Cette extension est avant tout un projet important et nécessaire
à l’hôpital. Afin que l’établissement puisse répondre à la future
demande hospitalière dans la région, nous avons créé près de 150
chambres supplémentaires, un plateau technique modernisé
comptant 14 salles d’opérations, ainsi qu’un service de
stérilisation, des laboratoires et la pharmacie. Le programme
nous imposait de créer des services d’une plus grande technicité
et, pour l’hospitalisation, des chambres individuelles, avec
sanitaires et douches indépendantes. Au-delà de cette nécessité
d’efficience pour l’hôpital, nous avions pour objectif de
retravailler l’image de l’établissement. L’hôpital étant situé en
hauteur, dominant la ville et la mer, nous avons donné au bâtiment
une image radicalement différente, pour un « nouvel » hôpital.

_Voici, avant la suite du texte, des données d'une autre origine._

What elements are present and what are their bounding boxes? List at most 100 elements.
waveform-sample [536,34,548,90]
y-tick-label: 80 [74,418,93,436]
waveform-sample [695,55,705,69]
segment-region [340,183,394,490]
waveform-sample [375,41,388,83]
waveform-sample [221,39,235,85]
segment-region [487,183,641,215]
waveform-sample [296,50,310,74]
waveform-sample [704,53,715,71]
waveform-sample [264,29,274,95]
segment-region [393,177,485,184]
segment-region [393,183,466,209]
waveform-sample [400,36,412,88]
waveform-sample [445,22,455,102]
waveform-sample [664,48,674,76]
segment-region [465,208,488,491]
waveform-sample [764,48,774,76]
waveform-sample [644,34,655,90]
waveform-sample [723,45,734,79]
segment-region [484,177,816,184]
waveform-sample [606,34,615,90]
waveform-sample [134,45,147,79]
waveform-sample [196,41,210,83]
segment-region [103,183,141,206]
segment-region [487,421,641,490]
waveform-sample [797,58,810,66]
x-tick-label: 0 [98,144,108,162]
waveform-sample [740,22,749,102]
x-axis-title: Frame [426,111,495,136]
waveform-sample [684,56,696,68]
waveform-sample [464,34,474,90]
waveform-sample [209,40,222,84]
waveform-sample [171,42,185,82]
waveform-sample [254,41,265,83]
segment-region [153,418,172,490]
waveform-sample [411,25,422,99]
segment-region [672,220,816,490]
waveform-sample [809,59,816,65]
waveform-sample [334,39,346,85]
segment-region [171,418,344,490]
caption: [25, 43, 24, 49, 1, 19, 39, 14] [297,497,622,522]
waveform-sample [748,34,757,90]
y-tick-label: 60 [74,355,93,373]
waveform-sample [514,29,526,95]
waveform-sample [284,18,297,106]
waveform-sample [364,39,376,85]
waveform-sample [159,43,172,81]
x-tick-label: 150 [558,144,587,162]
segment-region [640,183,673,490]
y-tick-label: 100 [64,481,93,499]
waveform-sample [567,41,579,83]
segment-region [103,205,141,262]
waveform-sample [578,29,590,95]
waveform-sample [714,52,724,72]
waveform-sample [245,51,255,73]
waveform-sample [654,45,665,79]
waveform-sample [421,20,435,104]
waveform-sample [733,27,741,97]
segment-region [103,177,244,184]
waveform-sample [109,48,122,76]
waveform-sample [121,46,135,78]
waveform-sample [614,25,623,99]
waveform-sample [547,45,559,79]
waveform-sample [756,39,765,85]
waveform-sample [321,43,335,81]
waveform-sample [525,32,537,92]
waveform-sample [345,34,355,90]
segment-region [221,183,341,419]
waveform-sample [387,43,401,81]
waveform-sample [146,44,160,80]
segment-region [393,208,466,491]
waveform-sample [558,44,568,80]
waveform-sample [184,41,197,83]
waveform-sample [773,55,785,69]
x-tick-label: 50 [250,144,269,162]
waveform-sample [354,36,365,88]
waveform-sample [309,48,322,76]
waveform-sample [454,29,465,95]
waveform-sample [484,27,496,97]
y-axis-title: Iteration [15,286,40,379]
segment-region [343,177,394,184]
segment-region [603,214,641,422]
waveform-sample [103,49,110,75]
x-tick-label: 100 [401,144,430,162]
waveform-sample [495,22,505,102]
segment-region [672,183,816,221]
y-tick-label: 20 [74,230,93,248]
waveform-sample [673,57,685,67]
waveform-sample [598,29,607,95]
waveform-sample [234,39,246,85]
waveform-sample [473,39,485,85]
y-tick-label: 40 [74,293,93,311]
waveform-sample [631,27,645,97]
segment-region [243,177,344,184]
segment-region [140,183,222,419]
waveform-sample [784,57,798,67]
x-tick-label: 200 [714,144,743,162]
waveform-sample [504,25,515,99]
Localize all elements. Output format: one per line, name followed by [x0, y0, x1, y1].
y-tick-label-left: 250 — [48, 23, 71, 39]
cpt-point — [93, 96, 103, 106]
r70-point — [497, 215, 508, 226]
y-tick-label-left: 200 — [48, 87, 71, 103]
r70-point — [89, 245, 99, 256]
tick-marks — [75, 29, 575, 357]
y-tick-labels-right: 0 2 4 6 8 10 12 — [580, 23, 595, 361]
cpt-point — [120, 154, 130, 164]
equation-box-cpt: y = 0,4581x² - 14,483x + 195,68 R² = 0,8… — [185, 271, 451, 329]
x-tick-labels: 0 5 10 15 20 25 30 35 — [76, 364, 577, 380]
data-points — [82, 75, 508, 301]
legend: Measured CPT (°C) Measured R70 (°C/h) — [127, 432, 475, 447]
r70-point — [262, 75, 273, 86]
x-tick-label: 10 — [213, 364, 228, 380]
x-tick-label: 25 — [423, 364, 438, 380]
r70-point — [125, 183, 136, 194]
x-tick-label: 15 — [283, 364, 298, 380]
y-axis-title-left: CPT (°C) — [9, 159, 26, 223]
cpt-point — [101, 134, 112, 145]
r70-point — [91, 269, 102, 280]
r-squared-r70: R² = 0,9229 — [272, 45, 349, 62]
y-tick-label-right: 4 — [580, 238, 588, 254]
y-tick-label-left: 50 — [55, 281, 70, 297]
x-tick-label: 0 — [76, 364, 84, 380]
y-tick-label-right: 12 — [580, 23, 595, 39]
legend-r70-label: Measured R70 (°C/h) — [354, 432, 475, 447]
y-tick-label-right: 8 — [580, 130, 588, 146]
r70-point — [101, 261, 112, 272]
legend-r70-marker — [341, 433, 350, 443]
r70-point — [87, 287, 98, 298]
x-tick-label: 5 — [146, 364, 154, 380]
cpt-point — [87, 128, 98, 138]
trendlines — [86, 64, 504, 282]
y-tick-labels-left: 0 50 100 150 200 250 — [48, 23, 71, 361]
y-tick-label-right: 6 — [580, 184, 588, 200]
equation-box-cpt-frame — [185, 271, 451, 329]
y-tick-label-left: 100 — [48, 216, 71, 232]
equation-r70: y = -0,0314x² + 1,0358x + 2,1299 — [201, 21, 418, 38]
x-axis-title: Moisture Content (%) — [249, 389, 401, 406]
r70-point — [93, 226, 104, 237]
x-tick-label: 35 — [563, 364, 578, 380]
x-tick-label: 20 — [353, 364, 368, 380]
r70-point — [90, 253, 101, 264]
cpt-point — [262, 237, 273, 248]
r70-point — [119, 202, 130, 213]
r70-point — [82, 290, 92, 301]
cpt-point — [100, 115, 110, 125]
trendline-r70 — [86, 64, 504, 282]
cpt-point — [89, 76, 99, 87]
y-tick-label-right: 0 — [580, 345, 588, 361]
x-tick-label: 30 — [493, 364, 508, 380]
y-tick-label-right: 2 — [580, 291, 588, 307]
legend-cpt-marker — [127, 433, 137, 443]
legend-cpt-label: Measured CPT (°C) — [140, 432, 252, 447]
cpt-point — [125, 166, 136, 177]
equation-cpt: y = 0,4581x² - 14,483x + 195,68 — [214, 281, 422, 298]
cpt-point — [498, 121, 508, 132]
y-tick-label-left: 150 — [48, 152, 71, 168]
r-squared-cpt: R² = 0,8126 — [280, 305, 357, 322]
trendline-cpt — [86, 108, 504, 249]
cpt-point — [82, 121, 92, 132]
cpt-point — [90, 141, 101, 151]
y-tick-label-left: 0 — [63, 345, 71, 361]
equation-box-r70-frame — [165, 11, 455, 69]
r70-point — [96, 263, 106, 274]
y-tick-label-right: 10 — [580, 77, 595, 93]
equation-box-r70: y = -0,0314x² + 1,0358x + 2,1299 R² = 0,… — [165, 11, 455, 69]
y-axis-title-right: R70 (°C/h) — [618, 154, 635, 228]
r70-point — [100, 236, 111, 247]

Ce projet a été divisé en deux « tranches ». La première, que
nous avons inaugurée au mois de septembre, correspond à une
surface neuve de 30 400 m2 SDO. La seconde, actuellement en
phase d’études, représente environ 12 000 m² SDO, le chantier
devant débuter cette année.
Comment définiriez-vous cette nouvelle identité visuelle ?
Nous avons dû composer avec la déclivité du terrain qui représentait déjà une importante difficulté technique. La stratification
des différentes fonctions rend aujourd’hui le bâtiment très lisible.
Nous avons un socle de panneaux de béton désactivé pour les
parkings et locaux techniques, un grand bloc en béton blanc
correspondant aux services du plateau technique, et une
structure à la stratification horizontale marquée accueillant
quatre niveaux d’hospitalisation. La difficulté, pour l’architecte,
est de regrouper ces structures différenciées en un unique
bâtiment, de créer l’unité. D’un point de vue architectural,
chaque strate est traitée de manière différente, mais l’ensemble
reste cohérent. Nous sommes également restés rationnels,
notamment dans le traitement du plateau technique, en libérant les terrasses, afin que la vue depuis les chambres soit
nette, en minimisant l’effet dû aux émergences de CTA (Centrales
de Traitement d’Air), fréquent dans les hôpitaux. Ces centrales
sont donc placées en retrait, dans un espace situé entre le
plateau technique et la zone d’hospitalisation.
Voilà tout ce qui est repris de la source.